Abbiamo conosciuto un volto nuovo di Dio: Dio-Tenerezza Medico degli Sposi. E noi, avevamo davvero bisogno di un Dio che venisse a prendersi cura delle nostre ferite. Ci siamo riconosciuti malati e avevamo bisogno del Medico. La crisi prima la sentivamo come un grande senso di fallimento, adesso la riconosciamo come quel luogo in cui Gesù Medico vuole venire a guarirci e salvarci, luogo in cui Cristo ci prende per mano e ci accompagna dentro noi stessi per raffinare sempre più il NOI coniugale. Gesù Medico, che ci ascolta, ci tocca, ci guarda con misericordia e ci aiuta a guardare il coniuge con occhi di misericordia, ci ha fatto comprendere che il perdono è l’unica decisione necessaria per tornare sempre ad amare l’altro in maniera libera e rinnovata. Da qui abbiamo capito anche che il “Litigio di Coppia” è veramente un grande esercizio interiore, che ci spinge innanzitutto ad una conversione personale e poi ci educa ad un sano e fruttuoso incontro con l’altro.
Li abbiamo sentiti tutti i chiodi in questo matrimonio, ma con voce sommessa e fiato spezzato da una tenera commozione, ci sentiamo grati nei confronti di Gesù e nei confronti della vita. La nostra gratitudine oggi vuole amplificarsi come preghiera di lode a Dio, il quale ci plasma come un vasaio per farci UNO. E’ talmente forte questo senso di gratitudine anche perché ci ha fatto dono di entrare nel cuore e nel senso profondo del nostro Sacramento sapendo che il Signore vuole abitare proprio nelle fragilità e nelle contraddizioni del nostro quotidiano. Non perché continuiamo a giustificarci nell’errore, ma perché finalmente possiamo sentirci amati così per come siamo e possiamo amarci cosi per come siamo: col pia fragile che nonostante tutto prova a mettercela tutta.

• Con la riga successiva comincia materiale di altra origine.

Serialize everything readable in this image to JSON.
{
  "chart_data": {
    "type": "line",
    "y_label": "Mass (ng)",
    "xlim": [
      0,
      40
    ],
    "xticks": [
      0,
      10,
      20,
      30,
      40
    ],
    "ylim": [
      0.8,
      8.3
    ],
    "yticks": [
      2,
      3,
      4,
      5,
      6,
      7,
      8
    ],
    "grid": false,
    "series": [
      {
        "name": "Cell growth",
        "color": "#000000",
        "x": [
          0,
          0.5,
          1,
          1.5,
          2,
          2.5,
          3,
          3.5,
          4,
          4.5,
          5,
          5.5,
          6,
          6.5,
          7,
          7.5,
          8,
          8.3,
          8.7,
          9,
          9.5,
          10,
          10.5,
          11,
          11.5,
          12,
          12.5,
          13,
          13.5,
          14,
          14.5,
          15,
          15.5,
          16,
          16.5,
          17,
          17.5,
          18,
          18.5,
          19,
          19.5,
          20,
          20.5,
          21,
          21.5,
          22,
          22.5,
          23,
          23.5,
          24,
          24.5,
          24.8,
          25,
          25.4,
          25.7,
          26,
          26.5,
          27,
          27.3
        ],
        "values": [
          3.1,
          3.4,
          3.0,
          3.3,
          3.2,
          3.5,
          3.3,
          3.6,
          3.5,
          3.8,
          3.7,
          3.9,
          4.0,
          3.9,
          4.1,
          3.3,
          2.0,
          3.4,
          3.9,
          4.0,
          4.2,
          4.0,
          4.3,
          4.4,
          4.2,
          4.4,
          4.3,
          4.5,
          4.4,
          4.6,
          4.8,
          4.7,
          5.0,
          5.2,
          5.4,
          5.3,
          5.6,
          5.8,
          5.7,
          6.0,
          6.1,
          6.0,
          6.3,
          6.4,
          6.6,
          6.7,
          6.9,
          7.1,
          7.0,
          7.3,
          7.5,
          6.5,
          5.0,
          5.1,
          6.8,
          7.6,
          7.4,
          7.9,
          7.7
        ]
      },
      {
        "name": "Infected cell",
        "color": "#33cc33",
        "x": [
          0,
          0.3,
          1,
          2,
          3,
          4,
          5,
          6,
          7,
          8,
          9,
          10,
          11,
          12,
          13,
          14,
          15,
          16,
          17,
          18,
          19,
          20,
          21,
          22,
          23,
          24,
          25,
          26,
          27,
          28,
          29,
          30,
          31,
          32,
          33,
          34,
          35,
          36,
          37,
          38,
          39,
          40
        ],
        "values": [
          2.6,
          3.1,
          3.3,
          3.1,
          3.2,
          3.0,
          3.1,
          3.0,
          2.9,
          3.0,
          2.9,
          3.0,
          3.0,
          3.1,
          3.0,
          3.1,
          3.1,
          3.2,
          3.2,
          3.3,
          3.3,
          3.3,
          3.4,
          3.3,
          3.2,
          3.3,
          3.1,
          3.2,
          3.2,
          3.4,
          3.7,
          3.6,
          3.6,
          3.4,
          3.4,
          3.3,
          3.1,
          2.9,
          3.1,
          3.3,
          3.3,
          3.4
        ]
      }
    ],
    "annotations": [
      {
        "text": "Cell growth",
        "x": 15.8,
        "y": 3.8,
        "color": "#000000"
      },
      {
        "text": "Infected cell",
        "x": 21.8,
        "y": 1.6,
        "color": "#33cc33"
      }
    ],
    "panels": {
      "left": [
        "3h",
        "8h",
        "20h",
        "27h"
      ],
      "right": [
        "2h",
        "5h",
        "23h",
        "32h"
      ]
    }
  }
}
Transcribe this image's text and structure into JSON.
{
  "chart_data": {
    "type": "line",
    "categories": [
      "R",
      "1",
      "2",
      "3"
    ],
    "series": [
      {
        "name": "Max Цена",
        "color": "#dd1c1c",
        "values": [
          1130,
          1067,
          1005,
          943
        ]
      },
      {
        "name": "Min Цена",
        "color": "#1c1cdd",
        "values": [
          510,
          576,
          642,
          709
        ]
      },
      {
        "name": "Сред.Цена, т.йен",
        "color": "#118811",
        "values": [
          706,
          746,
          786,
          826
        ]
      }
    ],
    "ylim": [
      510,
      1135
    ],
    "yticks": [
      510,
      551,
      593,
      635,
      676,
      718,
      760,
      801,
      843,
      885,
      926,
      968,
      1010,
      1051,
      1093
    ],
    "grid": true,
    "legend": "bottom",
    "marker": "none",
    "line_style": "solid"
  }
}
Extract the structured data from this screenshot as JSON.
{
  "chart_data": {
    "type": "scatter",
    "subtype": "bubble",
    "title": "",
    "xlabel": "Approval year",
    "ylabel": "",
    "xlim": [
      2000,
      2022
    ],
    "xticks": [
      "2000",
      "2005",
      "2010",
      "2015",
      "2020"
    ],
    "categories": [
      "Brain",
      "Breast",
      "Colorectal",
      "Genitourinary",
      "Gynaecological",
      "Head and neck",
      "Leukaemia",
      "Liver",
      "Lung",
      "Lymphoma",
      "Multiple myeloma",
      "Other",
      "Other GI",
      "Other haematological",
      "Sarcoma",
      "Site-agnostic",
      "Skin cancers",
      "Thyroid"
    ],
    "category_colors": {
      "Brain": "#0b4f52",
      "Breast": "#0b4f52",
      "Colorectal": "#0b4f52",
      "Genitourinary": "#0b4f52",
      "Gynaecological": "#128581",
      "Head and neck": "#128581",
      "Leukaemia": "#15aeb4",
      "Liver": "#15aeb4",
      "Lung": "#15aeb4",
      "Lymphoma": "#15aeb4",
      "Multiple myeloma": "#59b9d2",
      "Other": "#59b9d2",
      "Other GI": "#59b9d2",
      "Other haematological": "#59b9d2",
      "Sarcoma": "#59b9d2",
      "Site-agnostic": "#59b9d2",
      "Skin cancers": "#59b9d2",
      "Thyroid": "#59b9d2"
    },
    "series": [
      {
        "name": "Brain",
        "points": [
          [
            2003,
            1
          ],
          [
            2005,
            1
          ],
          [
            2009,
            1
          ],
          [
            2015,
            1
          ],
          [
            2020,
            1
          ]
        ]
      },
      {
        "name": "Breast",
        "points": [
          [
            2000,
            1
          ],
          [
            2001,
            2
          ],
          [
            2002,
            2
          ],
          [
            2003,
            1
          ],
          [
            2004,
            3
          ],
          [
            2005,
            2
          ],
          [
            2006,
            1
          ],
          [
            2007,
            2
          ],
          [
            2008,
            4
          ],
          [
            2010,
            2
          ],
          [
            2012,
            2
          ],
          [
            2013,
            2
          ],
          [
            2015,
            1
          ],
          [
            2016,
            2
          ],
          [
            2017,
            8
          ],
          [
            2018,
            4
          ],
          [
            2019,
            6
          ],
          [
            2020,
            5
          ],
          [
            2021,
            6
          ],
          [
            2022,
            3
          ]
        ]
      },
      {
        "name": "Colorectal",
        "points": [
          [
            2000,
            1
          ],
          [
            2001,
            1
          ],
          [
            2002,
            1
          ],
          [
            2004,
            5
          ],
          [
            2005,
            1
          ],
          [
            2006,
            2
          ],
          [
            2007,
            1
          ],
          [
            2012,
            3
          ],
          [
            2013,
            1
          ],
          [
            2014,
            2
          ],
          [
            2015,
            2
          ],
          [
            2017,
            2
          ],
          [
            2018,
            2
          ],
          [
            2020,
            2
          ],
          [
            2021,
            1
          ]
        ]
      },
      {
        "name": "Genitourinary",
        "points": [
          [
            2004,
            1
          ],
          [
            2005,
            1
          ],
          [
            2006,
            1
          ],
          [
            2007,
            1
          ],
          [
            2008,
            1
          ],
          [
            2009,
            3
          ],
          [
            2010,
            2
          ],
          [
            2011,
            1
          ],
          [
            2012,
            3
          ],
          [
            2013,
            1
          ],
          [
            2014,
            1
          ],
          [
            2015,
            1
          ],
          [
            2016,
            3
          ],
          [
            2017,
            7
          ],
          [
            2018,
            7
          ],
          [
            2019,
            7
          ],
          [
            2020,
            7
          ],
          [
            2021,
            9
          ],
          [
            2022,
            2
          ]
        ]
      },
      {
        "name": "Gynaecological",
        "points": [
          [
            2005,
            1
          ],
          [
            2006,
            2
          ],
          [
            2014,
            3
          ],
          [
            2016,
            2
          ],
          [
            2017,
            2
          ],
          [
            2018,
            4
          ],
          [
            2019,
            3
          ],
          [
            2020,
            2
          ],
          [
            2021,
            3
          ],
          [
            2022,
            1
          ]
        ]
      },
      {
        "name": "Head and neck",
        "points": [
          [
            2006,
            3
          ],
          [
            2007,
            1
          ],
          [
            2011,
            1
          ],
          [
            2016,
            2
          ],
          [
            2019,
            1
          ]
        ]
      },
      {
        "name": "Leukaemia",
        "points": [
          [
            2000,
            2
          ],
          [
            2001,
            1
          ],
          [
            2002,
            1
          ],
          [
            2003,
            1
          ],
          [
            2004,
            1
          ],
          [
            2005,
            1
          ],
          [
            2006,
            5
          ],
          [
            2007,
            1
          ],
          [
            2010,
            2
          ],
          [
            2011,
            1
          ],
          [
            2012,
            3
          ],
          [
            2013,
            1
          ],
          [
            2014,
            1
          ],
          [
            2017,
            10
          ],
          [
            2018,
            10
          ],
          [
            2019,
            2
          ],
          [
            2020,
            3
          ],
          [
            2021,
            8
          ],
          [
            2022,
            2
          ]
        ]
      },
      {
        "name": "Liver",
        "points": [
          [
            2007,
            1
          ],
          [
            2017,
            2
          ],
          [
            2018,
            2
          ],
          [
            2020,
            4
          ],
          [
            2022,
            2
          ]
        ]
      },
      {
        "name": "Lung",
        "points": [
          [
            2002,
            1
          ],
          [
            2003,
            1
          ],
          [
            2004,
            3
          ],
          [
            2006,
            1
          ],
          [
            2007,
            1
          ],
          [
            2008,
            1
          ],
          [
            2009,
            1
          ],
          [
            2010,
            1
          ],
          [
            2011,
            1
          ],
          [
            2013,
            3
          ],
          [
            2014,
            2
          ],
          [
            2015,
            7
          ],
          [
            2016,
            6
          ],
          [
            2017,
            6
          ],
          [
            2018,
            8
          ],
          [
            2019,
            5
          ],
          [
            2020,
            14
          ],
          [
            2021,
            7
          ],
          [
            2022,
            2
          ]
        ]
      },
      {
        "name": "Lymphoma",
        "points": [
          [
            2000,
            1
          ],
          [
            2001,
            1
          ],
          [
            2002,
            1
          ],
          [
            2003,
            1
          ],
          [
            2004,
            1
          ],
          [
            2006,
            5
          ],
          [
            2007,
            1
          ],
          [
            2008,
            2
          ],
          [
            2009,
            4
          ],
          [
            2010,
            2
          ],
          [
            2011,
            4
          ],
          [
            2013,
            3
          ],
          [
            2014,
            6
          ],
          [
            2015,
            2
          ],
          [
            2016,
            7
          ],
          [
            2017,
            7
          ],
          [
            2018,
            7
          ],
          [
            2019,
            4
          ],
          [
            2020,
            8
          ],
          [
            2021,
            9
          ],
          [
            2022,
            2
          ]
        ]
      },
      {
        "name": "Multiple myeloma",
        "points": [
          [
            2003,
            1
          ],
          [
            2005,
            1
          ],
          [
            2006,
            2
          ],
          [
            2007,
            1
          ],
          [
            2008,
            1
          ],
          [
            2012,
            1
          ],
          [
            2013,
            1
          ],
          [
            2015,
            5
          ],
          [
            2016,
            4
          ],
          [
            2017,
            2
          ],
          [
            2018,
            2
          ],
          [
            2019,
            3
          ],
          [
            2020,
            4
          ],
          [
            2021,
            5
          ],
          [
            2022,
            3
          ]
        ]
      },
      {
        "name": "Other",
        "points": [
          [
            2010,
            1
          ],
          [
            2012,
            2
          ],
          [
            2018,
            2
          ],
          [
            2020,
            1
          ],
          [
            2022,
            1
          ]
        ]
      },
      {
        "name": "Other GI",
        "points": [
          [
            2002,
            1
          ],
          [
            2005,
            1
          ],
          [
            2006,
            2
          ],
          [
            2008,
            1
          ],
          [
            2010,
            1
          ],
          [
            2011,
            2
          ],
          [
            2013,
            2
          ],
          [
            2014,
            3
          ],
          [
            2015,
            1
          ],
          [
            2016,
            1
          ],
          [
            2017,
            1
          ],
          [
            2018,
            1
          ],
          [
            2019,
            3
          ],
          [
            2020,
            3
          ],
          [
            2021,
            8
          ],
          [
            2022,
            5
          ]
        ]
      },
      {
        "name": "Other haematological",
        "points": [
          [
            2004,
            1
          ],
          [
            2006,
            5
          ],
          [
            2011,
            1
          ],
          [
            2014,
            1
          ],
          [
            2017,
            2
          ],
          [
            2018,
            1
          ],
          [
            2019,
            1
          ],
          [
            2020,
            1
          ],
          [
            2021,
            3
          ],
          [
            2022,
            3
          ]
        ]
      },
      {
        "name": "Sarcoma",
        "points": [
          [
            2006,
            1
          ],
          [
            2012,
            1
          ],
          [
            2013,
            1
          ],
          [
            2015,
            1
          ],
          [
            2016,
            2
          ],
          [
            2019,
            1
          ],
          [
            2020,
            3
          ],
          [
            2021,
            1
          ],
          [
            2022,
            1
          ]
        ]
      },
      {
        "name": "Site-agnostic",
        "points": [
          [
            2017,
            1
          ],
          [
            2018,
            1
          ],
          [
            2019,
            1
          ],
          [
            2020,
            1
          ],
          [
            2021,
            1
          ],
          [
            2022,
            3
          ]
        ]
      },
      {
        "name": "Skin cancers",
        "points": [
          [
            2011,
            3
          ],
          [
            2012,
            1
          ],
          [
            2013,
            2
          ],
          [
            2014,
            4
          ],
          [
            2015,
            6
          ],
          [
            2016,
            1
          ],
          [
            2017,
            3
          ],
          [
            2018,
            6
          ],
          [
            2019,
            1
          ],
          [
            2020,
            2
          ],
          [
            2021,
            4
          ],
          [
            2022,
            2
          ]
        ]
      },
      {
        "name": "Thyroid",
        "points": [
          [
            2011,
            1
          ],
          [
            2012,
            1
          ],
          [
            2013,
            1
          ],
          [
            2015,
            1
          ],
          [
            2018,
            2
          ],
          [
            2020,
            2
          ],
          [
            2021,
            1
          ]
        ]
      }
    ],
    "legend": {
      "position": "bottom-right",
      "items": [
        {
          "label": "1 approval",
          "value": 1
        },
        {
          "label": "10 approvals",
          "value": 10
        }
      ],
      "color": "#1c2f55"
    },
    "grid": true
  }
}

Desideriamo scegliere la Tenerezza ogni giorno e trasmetterla innanzitutto alle nostre figlie e poi alle persone che il Signore ci fa incontrare. Questo perché abbiamo percepito essenzialmente due cose:
- La prima è che per noi genitori, in questo momento storico, con riferimenti sbiaditi o addirittura assenti, essere rifermento per i figli è una sfida quotidiana nel fondare valori solidi;
- La seconda è che, come noi, tante altre persone hanno sete di Tenerezza, tante altre coppie vivono la sofferenza di una crisi ma non ne parlano per vergogna o perché non riescono neppure a darle il giusto nome. Ma sentiamo dentro che va fortemente annunciato a tutti che la crisi non è motivo di vergogna o di fallimento ma può diventare un trampolino di lancio per un Noi più vero che può profumare di Per Sempre.
Vogliamo concludere con un’immagine apparentemente scontata ma per noi tenera. Spesso ci siamo soffermati a commentarla perché ci tocca il cuore: alle nostre figlie, come a tutti i bimbi, piace disegnare, l’immagine che sovente disegnano è la nostra famiglia. Quando ci descrivono il disegno, percepiamo che per loro siamo sicurezza, siamo riferimento. E se nonostante tutto loro oggi ci vedono uniti, vuol dire che il buio non ha vinto sulla luce.
Dio ci vede lungo nella nostra chiamata alla famiglia e ormai certi del Suo sguardo di Tenerezza sulla nostra coppia e sulle nostre figlie, proviamo a fare un passo dopo l’altro insieme verso il cielo.